Monday, July 22, 2013

Voices From the Storm

The People of New Orleans on Hurricane Katrina and its Aftermath

Edited by Lola Vollen and Chris Ying

The Voice of Witness series is a collection of books that share oral history on topics of social justice and human rights, published by McSweeney's.  Voices from the Storm is the second book in their series, and it tells the stories of a number of people from the New Orleans area who lived through Hurricane Katrina and the days of chaos and loss that followed it.

This book is fascinating.  The interviewers have found a wide cross-section of New Orleans people, from the poor black residents of the Ninth Ward, which was completely flooded, to a Vietnamese priest.  Thirteen people were interviewed at length, although some, such as Kermit Ruffins, the popular musician, were not given a lot of space on the page.  Their stories were structured chronologically, so that it's possible to follow the events of the storm as they happened, and see how the affected different people at different times.

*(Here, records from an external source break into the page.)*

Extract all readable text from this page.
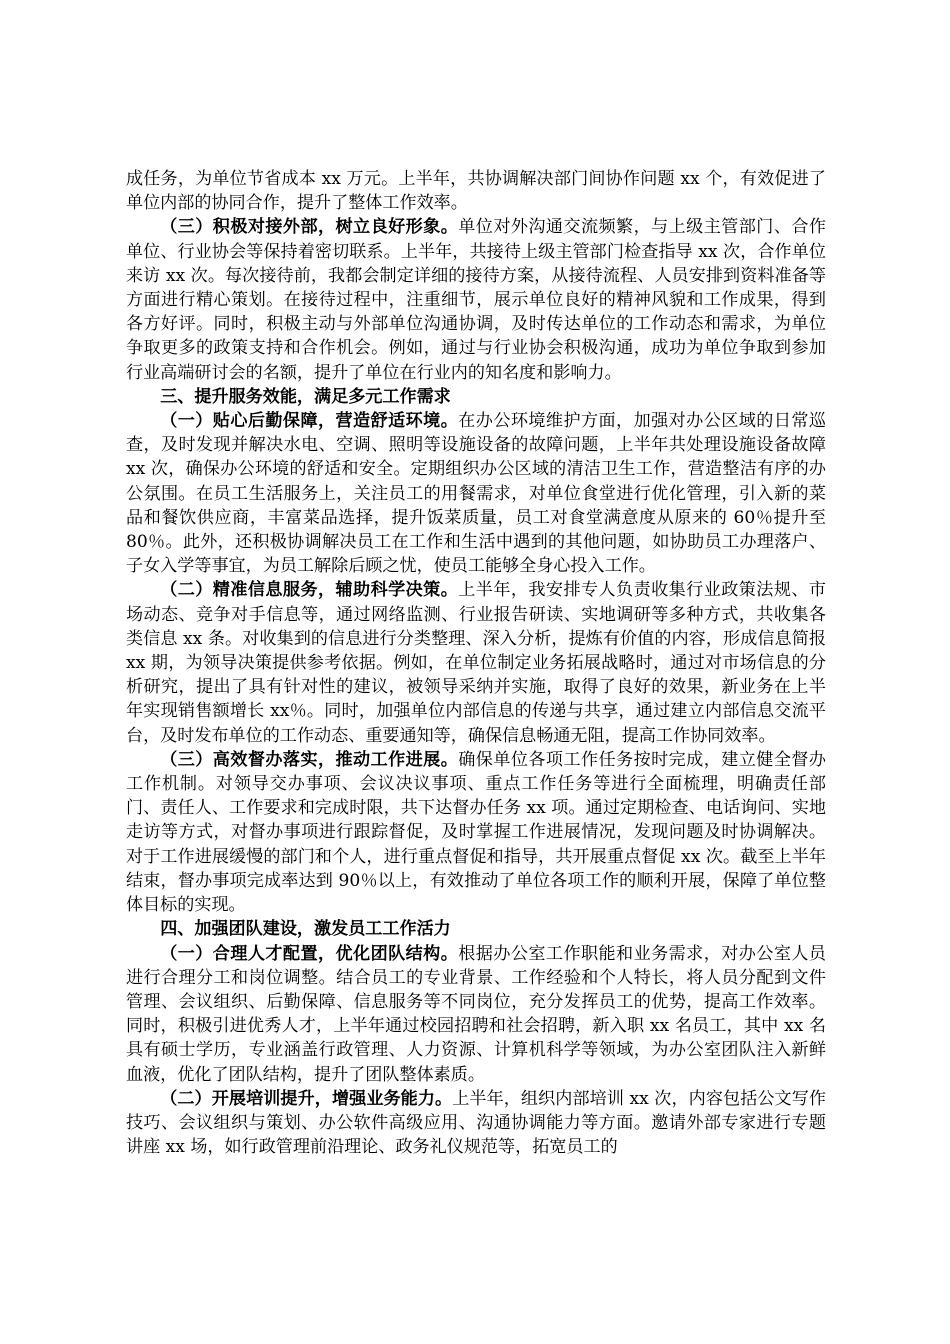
成任务，为单位节省成本 xx 万元。上半年，共协调解决部门间协作问题 xx 个，有效促进了单位内部的协同合作，提升了整体工作效率。

（三）积极对接外部，树立良好形象。单位对外沟通交流频繁，与上级主管部门、合作单位、行业协会等保持着密切联系。上半年，共接待上级主管部门检查指导 xx 次，合作单位来访 xx 次。每次接待前，我都会制定详细的接待方案，从接待流程、人员安排到资料准备等方面进行精心策划。在接待过程中，注重细节，展示单位良好的精神风貌和工作成果，得到各方好评。同时，积极主动与外部单位沟通协调，及时传达单位的工作动态和需求，为单位争取更多的政策支持和合作机会。例如，通过与行业协会积极沟通，成功为单位争取到参加行业高端研讨会的名额，提升了单位在行业内的知名度和影响力。

三、提升服务效能，满足多元工作需求

（一）贴心后勤保障，营造舒适环境。在办公环境维护方面，加强对办公区域的日常巡查，及时发现并解决水电、空调、照明等设施设备的故障问题，上半年共处理设施设备故障 xx 次，确保办公环境的舒适和安全。定期组织办公区域的清洁卫生工作，营造整洁有序的办公氛围。在员工生活服务上，关注员工的用餐需求，对单位食堂进行优化管理，引入新的菜品和餐饮供应商，丰富菜品选择，提升饭菜质量，员工对食堂满意度从原来的 60％提升至 80％。此外，还积极协调解决员工在工作和生活中遇到的其他问题，如协助员工办理落户、子女入学等事宜，为员工解除后顾之忧，使员工能够全身心投入工作。

（二）精准信息服务，辅助科学决策。上半年，我安排专人负责收集行业政策法规、市场动态、竞争对手信息等，通过网络监测、行业报告研读、实地调研等多种方式，共收集各类信息 xx 条。对收集到的信息进行分类整理、深入分析，提炼有价值的内容，形成信息简报 xx 期，为领导决策提供参考依据。例如，在单位制定业务拓展战略时，通过对市场信息的分析研究，提出了具有针对性的建议，被领导采纳并实施，取得了良好的效果，新业务在上半年实现销售额增长 xx％。同时，加强单位内部信息的传递与共享，通过建立内部信息交流平台，及时发布单位的工作动态、重要通知等，确保信息畅通无阻，提高工作协同效率。

（三）高效督办落实，推动工作进展。确保单位各项工作任务按时完成，建立健全督办工作机制。对领导交办事项、会议决议事项、重点工作任务等进行全面梳理，明确责任部门、责任人、工作要求和完成时限，共下达督办任务 xx 项。通过定期检查、电话询问、实地走访等方式，对督办事项进行跟踪督促，及时掌握工作进展情况，发现问题及时协调解决。对于工作进展缓慢的部门和个人，进行重点督促和指导，共开展重点督促 xx 次。截至上半年结束，督办事项完成率达到 90％以上，有效推动了单位各项工作的顺利开展，保障了单位整体目标的实现。

四、加强团队建设，激发员工工作活力

（一）合理人才配置，优化团队结构。根据办公室工作职能和业务需求，对办公室人员进行合理分工和岗位调整。结合员工的专业背景、工作经验和个人特长，将人员分配到文件管理、会议组织、后勤保障、信息服务等不同岗位，充分发挥员工的优势，提高工作效率。同时，积极引进优秀人才，上半年通过校园招聘和社会招聘，新入职 xx 名员工，其中 xx 名具有硕士学历，专业涵盖行政管理、人力资源、计算机科学等领域，为办公室团队注入新鲜血液，优化了团队结构，提升了团队整体素质。

（二）开展培训提升，增强业务能力。上半年，组织内部培训 xx 次，内容包括公文写作技巧、会议组织与策划、办公软件高级应用、沟通协调能力等方面。邀请外部专家进行专题讲座 xx 场，如行政管理前沿理论、政务礼仪规范等，拓宽员工的
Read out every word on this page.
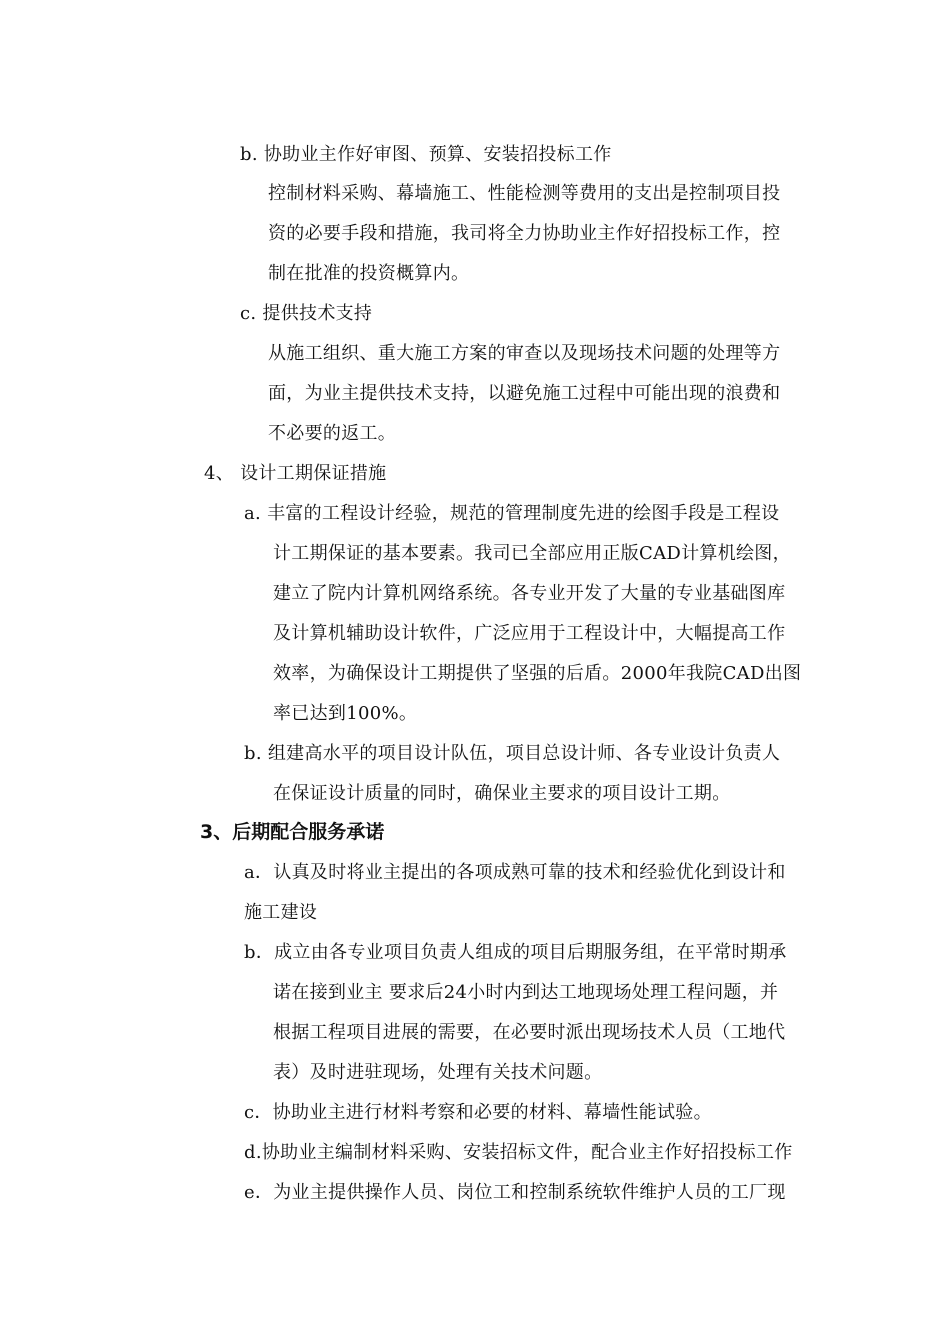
b. 协助业主作好审图、预算、安装招投标工作
控制材料采购、幕墙施工、性能检测等费用的支出是控制项目投
资的必要手段和措施，我司将全力协助业主作好招投标工作，控
制在批准的投资概算内。
c. 提供技术支持
从施工组织、重大施工方案的审查以及现场技术问题的处理等方
面，为业主提供技术支持，以避免施工过程中可能出现的浪费和
不必要的返工。
4、 设计工期保证措施
a. 丰富的工程设计经验，规范的管理制度先进的绘图手段是工程设
计工期保证的基本要素。我司已全部应用正版CAD计算机绘图，
建立了院内计算机网络系统。各专业开发了大量的专业基础图库
及计算机辅助设计软件，广泛应用于工程设计中，大幅提高工作
效率，为确保设计工期提供了坚强的后盾。2000年我院CAD出图
率已达到100%。
b. 组建高水平的项目设计队伍，项目总设计师、各专业设计负责人
在保证设计质量的同时，确保业主要求的项目设计工期。
3、后期配合服务承诺
a．认真及时将业主提出的各项成熟可靠的技术和经验优化到设计和
施工建设
b．成立由各专业项目负责人组成的项目后期服务组，在平常时期承
诺在接到业主 要求后24小时内到达工地现场处理工程问题，并
根据工程项目进展的需要，在必要时派出现场技术人员（工地代
表）及时进驻现场，处理有关技术问题。
c．协助业主进行材料考察和必要的材料、幕墙性能试验。
d.协助业主编制材料采购、安装招标文件，配合业主作好招投标工作
e．为业主提供操作人员、岗位工和控制系统软件维护人员的工厂现
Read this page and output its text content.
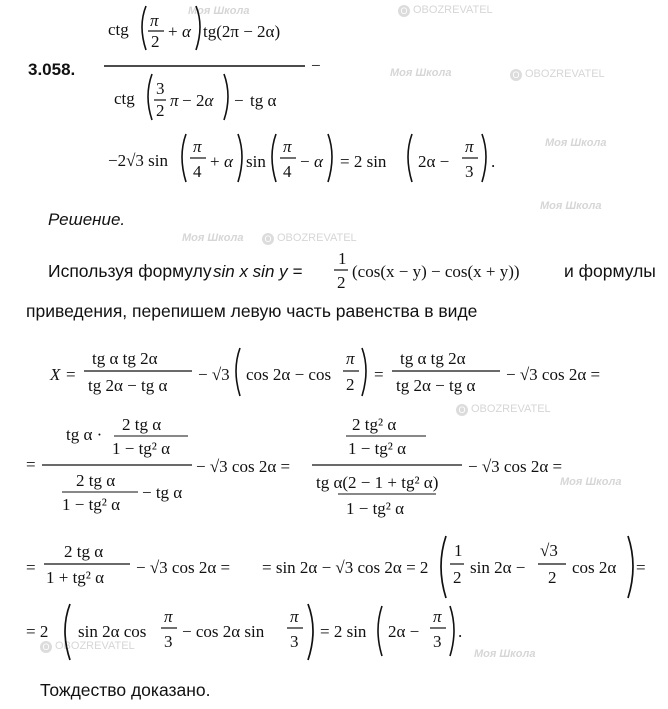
Моя Школа	O OBOZREVATEL
Моя Школа	O OBOZREVATEL
Моя Школа
Моя Школа O OBOZREVATEL
Моя Школа
O OBOZREVATEL
Моя Школа
O OBOZREVATEL
Моя Школа
3.058.
ctg π
2
+ α tg(2π − 2α)
−
ctg
3
2
π − 2α − tg α
−2√3 sin
π
4
+ α sin
π
4
− α = 2 sin 2α −
π
3
.
sin x sin y =
1
2
(cos(x − y) − cos(x + y))
X =
tg α tg 2α
tg 2α − tg α
− √3 cos 2α − cos
π
2
=
tg α tg 2α
tg 2α − tg α
− √3 cos 2α =
=
tg α ·
2 tg α
1 − tg² α
2 tg α
1 − tg² α
− tg α
− √3 cos 2α =
2 tg² α
1 − tg² α
tg α(2 − 1 + tg² α)
1 − tg² α
− √3 cos 2α =
=
2 tg α
1 + tg² α
− √3 cos 2α = = sin 2α − √3 cos 2α = 2
1
2
sin 2α −
√3
2
cos 2α =
= 2 sin 2α cos
π
3
− cos 2α sin
π
3
= 2 sin 2α −
π
3
.
Решение.
Используя формулу	и формулы
приведения, перепишем левую часть равенства в виде
Тождество доказано.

Staying true to the structure of oral history, we read pretty much exactly what people said.  This gives us, in addition to an appreciation of the horror of the events, an authentic experience of dialect and diction which adds much local flavour to the stories.  The people interviewed here went through a lot, although by point of fact of their being around to tell their stories, they can be considered lucky to have survived.  Some of the things that they saw or had to go through are hard to imagine happening in a major American city, and this book makes a great companion to Spike Lee's terrific documentary When the Levees Broke.

One of the people interviewed here is Abdulrahman Zeitoun, who later became the subject of Dave Eggers's book Zeitoun.  I liked hearing about what happened to him from his own voice, as it added weight to his story, especially when I knew what was going to happen to him when he got picked up by the police.

This is a very well-put together history book, with a number of helpful appendices.  Some of the 'official record' of the storm is included here, and it is just as damming towards the government as the words of the grandmother who had to spend days walking around in deep water trying to find a way out of the city.  Very powerful stuff.